To ensure effective prevention, policies and programs should build local capacity to solve local problems. By working with communities and fostering dialogue, state leaders can support prevention in all of Ohio’s communities.
Supporting Health Equity
Everyone has a role in prevention, and all communities deserve to have access to prevention services. The reality, however, is that communities with wealth are more likely to have prevention services for their families, and those communities with the least assets are most likely to not have those resources and investments in the health of their families.

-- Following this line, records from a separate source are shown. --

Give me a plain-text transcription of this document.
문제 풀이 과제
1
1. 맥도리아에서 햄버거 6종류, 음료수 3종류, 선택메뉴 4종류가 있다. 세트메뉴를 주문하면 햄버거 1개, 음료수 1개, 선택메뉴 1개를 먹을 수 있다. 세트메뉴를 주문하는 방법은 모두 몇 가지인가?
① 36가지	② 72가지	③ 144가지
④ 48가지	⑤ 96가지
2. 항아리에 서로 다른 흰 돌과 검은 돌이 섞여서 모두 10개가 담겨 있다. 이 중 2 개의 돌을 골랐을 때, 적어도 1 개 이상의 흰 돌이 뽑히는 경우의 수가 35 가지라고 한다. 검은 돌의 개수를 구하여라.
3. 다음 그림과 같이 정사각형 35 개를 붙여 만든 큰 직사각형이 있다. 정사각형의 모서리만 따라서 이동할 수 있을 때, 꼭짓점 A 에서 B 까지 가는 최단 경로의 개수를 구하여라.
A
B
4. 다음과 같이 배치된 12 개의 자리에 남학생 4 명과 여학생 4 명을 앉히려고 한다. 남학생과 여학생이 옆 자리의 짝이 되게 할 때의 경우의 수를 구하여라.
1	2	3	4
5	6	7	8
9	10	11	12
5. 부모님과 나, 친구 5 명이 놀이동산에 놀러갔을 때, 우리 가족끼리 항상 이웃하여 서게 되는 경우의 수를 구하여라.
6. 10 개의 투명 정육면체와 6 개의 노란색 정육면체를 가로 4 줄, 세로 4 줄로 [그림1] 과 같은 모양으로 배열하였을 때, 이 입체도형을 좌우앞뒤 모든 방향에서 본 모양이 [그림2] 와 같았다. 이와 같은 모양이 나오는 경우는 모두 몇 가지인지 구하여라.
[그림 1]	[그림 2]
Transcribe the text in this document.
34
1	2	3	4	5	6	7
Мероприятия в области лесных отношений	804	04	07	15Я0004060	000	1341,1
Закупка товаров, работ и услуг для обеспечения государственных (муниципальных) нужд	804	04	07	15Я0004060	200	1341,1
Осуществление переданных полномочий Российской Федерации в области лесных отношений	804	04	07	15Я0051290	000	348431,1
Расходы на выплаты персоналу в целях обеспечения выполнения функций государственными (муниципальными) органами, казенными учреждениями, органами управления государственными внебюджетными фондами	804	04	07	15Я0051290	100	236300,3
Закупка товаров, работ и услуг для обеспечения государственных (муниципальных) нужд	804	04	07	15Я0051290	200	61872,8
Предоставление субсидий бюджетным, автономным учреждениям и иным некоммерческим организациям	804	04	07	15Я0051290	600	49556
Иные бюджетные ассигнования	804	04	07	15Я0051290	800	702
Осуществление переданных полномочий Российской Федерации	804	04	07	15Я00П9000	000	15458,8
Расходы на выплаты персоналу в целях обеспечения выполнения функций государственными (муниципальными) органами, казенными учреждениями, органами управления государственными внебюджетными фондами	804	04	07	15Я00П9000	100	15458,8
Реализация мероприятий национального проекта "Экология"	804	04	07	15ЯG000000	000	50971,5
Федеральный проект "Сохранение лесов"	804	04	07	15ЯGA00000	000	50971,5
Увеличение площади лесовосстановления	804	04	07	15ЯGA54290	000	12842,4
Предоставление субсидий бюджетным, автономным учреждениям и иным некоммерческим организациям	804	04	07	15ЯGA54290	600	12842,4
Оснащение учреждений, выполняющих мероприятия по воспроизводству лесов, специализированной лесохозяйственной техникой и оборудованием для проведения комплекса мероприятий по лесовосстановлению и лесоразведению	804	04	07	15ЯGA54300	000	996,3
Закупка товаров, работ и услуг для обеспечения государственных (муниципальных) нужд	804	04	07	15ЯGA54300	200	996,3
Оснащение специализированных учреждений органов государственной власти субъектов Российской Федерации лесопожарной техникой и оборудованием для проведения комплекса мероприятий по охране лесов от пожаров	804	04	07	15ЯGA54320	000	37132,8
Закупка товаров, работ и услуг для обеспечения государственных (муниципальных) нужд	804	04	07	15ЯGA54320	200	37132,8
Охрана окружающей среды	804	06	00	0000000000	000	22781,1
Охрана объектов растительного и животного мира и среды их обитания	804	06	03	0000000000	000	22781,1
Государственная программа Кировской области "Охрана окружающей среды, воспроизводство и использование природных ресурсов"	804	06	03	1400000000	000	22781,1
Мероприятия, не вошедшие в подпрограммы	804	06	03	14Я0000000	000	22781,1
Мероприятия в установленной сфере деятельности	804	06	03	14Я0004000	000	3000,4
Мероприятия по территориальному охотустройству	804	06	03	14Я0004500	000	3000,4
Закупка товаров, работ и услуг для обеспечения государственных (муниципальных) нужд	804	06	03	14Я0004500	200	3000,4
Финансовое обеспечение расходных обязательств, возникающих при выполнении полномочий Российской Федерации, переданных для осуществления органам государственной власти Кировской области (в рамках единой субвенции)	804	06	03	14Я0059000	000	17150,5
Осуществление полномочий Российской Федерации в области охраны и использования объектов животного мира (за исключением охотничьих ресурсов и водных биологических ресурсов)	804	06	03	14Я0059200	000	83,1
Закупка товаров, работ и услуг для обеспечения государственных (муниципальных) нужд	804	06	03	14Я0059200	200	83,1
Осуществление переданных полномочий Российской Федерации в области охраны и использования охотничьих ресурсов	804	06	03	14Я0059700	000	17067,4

This creates a negative cycle and drives inequitable health outcomes that dramatically impact the communities of Black, Indigenous, and People of Color.
Policies and practices in prevention must address disparities in behavioral health. Lawmakers, communities, families, preventionists, and others have to pitch in to address the vast inequities that exist.
Increased and Sustained Prevention Funding
Funding for prevention is typically ad hoc, yet the need for prevention services is continual and sustained. Spending should be tied to building capacity for prevention by creating a pipeline of credentialed preventionists, supporting those preventionists with resources and strategies, and making funds available for programs that create systemic change. Instead, funds are often tied to single substances or single programs and then reapportioned to other programs in a year or two.
Instead of allocating budgets for prevention in reactionary ways, state lawmakers should make funds available for proactive prevention and work with credentialed preventionists to ensure resources are aligned to meet the needs of all Ohioans. At the same time, the investments made in prevention are investments in the health of Ohioans, and those investments need to be increased.
Increase in Mental Health Education Across the Lifespan
Attention to mental health education comes and goes based on recent headlines in the news, but the mental health needs of young people are constant. To date, Ohio is the only state in the U.S. without health education standards. While some schools use evidence-based curricula and mental health education professionals to teach their students, many schools approach mental health education poorly or not at all, resulting in wide disparities in the health of Ohio’s youngest citizens. These disparities and the lack of mental health education in many communities are unacceptable.
State regulators and lawmakers must consider the needs of the whole child in education and provide resources for schools to teach mental health education. At the same time, schools should rely on evidence-based programs and use certified professionals that are proven to work in teaching young people about their mental health.